Nel 2014, ha continuato Alfano, il governo dovra’ fare "alcune cose importanti, dopo che tutti coloro che hanno buona volonta’ avranno stipulato un contratto di governo chiamato ‘Italia 2014′. Questa era e resta la nostra posizione. Vedremo con il passare delle settimane se sara’ la posizione sincera e seria del Pd".

Per Guglielmo Epifani, segretario nazionale del Pd, “la decisione della Corte Costituzionale era ampiamente attesa, anche se è sempre bene aspettare di leggere le motivazioni. Noi l’avevamo detto. Per quello che ci riguarda, ora la si smetta di mettere freni di ogni tipo e nel tempo più rapido possibile si arrivi a una nuova legge elettorale in grado di assicurare correttezza della rappresentanza e il principio di governabilità, in modo che siano i cittadini a scegliere".

"La sentenza della Consulta, dichiarando incostituzionale il Porcellum, delegittima politicamente chi siede oggi in Parlamento. Nessuno escluso". Lo dice Renato Brunetta, presidente dei deputati di Forza Italia che quindi aggiunge: "conseguenza moralmente impegnativa, per sanare il contrasto tra realta’ di fatto e diritto costituzionale, sono le elezioni da indire il prima possibile, con una nuova legge elettorale da approvare al piu’ presto, limitandosi a dare esecuzione alla sentenza". 
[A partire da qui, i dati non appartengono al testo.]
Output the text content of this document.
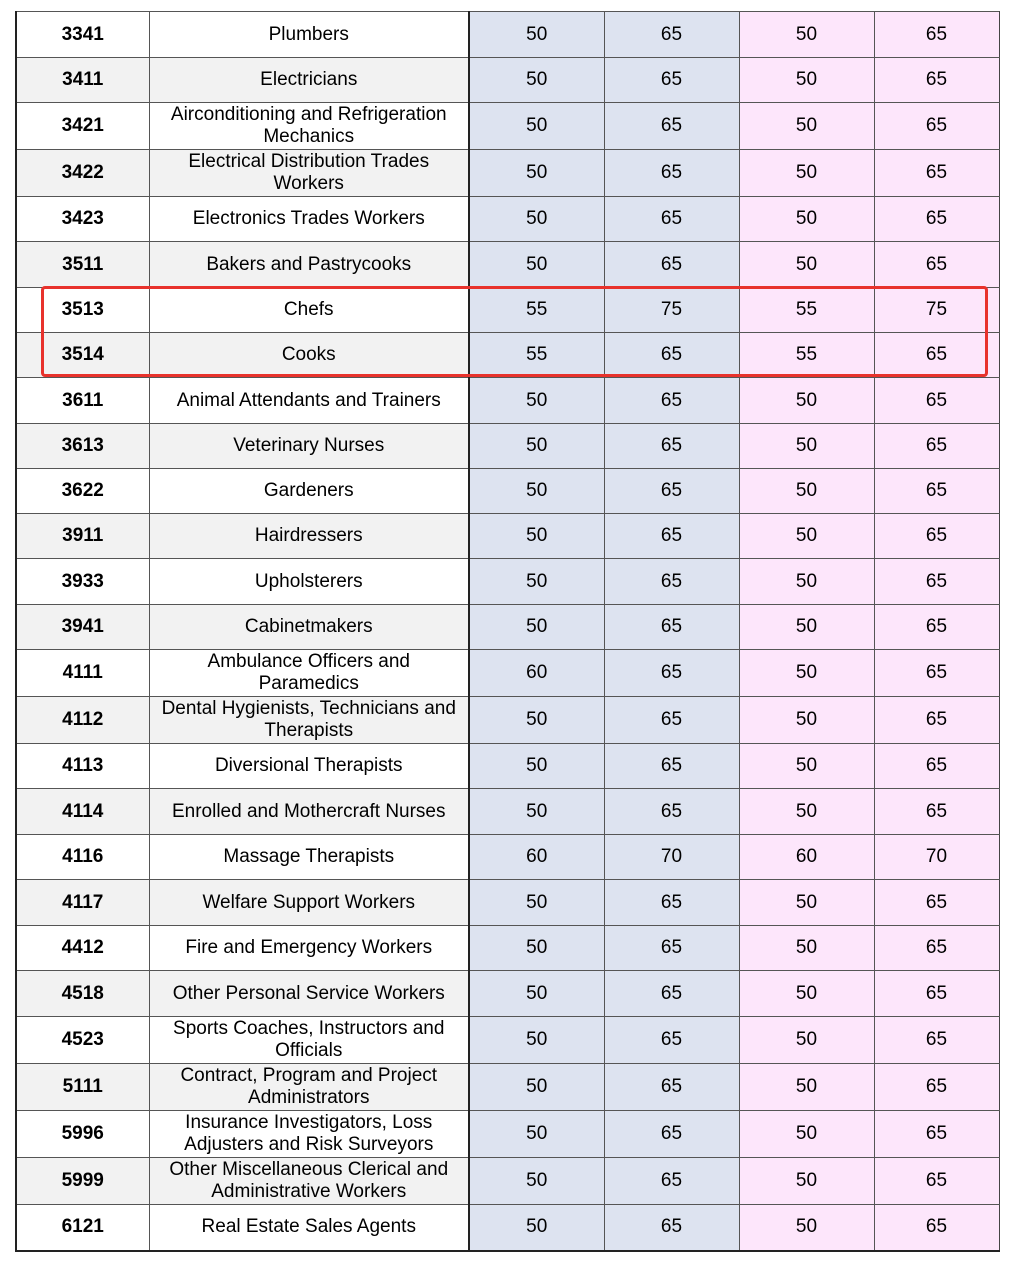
3341	Plumbers	50	65	50	65
3411	Electricians	50	65	50	65
3421	Airconditioning and Refrigeration Mechanics	50	65	50	65
3422	Electrical Distribution Trades Workers	50	65	50	65
3423	Electronics Trades Workers	50	65	50	65
3511	Bakers and Pastrycooks	50	65	50	65
3513	Chefs	55	75	55	75
3514	Cooks	55	65	55	65
3611	Animal Attendants and Trainers	50	65	50	65
3613	Veterinary Nurses	50	65	50	65
3622	Gardeners	50	65	50	65
3911	Hairdressers	50	65	50	65
3933	Upholsterers	50	65	50	65
3941	Cabinetmakers	50	65	50	65
4111	Ambulance Officers and Paramedics	60	65	50	65
4112	Dental Hygienists, Technicians and Therapists	50	65	50	65
4113	Diversional Therapists	50	65	50	65
4114	Enrolled and Mothercraft Nurses	50	65	50	65
4116	Massage Therapists	60	70	60	70
4117	Welfare Support Workers	50	65	50	65
4412	Fire and Emergency Workers	50	65	50	65
4518	Other Personal Service Workers	50	65	50	65
4523	Sports Coaches, Instructors and Officials	50	65	50	65
5111	Contract, Program and Project Administrators	50	65	50	65
5996	Insurance Investigators, Loss Adjusters and Risk Surveyors	50	65	50	65
5999	Other Miscellaneous Clerical and Administrative Workers	50	65	50	65
6121	Real Estate Sales Agents	50	65	50	65
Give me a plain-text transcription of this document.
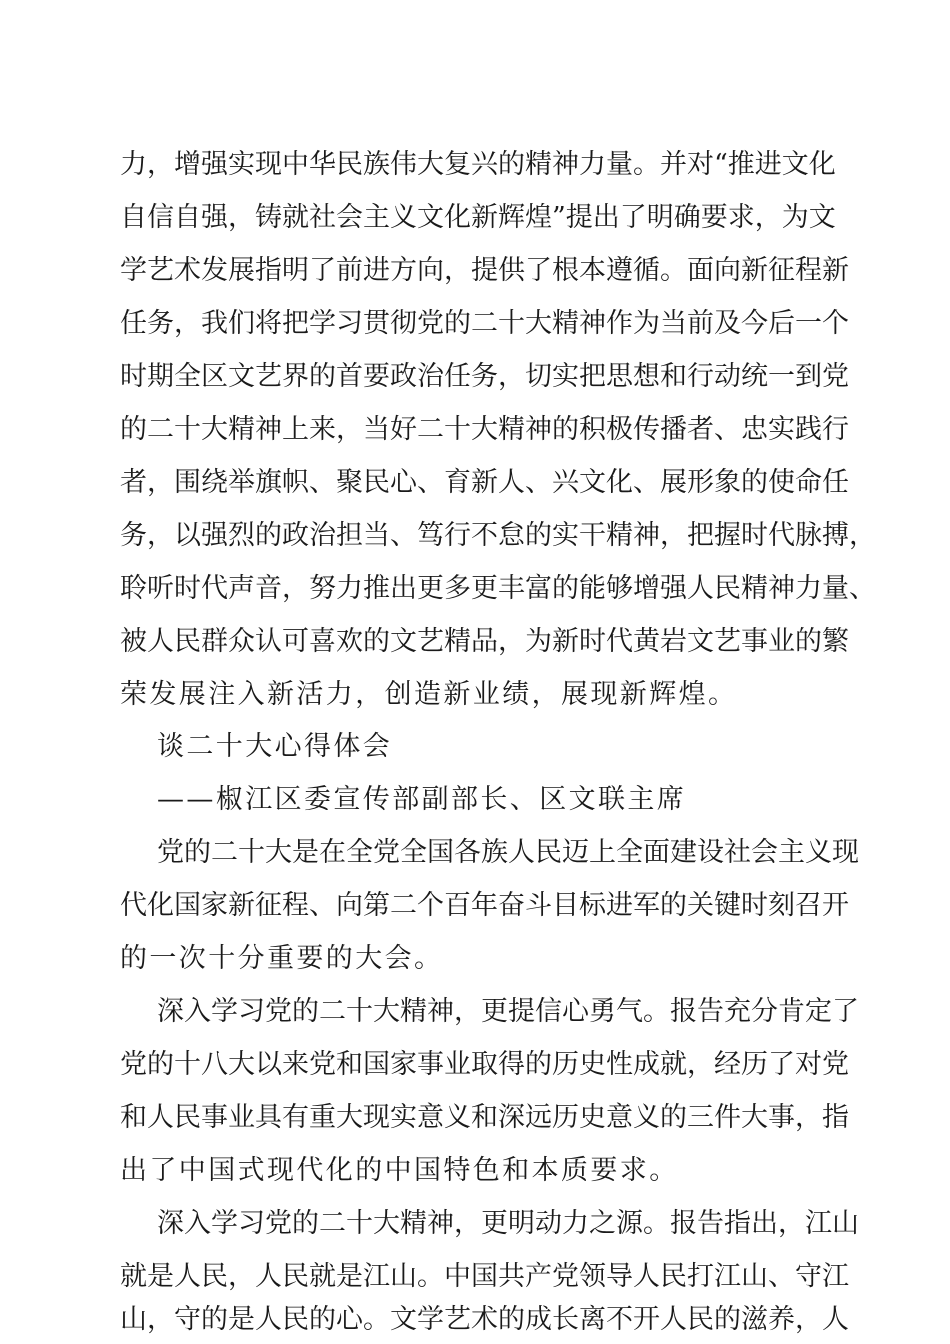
力，增强实现中华民族伟大复兴的精神力量。并对“推进文化
自信自强，铸就社会主义文化新辉煌”提出了明确要求，为文
学艺术发展指明了前进方向，提供了根本遵循。面向新征程新
任务，我们将把学习贯彻党的二十大精神作为当前及今后一个
时期全区文艺界的首要政治任务，切实把思想和行动统一到党
的二十大精神上来，当好二十大精神的积极传播者、忠实践行
者，围绕举旗帜、聚民心、育新人、兴文化、展形象的使命任
务，以强烈的政治担当、笃行不怠的实干精神，把握时代脉搏，
聆听时代声音，努力推出更多更丰富的能够增强人民精神力量、
被人民群众认可喜欢的文艺精品，为新时代黄岩文艺事业的繁
荣发展注入新活力，创造新业绩，展现新辉煌。
谈二十大心得体会
——椒江区委宣传部副部长、区文联主席
党的二十大是在全党全国各族人民迈上全面建设社会主义现
代化国家新征程、向第二个百年奋斗目标进军的关键时刻召开
的一次十分重要的大会。
深入学习党的二十大精神，更提信心勇气。报告充分肯定了
党的十八大以来党和国家事业取得的历史性成就，经历了对党
和人民事业具有重大现实意义和深远历史意义的三件大事，指
出了中国式现代化的中国特色和本质要求。
深入学习党的二十大精神，更明动力之源。报告指出，江山
就是人民，人民就是江山。中国共产党领导人民打江山、守江
山，守的是人民的心。文学艺术的成长离不开人民的滋养，人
"Il Porcellum e’ incostituzionale. Lo ha deciso la Corte Costituzionale in particolare su premio di maggioranza e esclusione del voto di preferenza. Ci sono voluti alcuni anni, la Corte ha i tempi di un gasteropode. La legge e’ del 2005 e fu subito contestata come incostituzionale dal blog" scrive Grillo che aggiunge: "era evidente che fosse incostituzionale. Quindi ora abbiamo un Parlamento eletto con una legge incostituzionale, un Governo votato da un Parlamento incostituzionale, un presidente della Repubblica votato ben due volte da due parlamenti incostituzionali". Il leader del Movimento ricorda inoltre che: "Il M5S e’ stato l’unico a votare per la decadenza del Porcellum in Parlamento, la mozione era stata presentata da Giachetti, un deputato del pd, si sarebbe tornati subito al Mattarellum, ma Letta si oppose e tutto il Pd, tranne Giachetti, voto’ contro".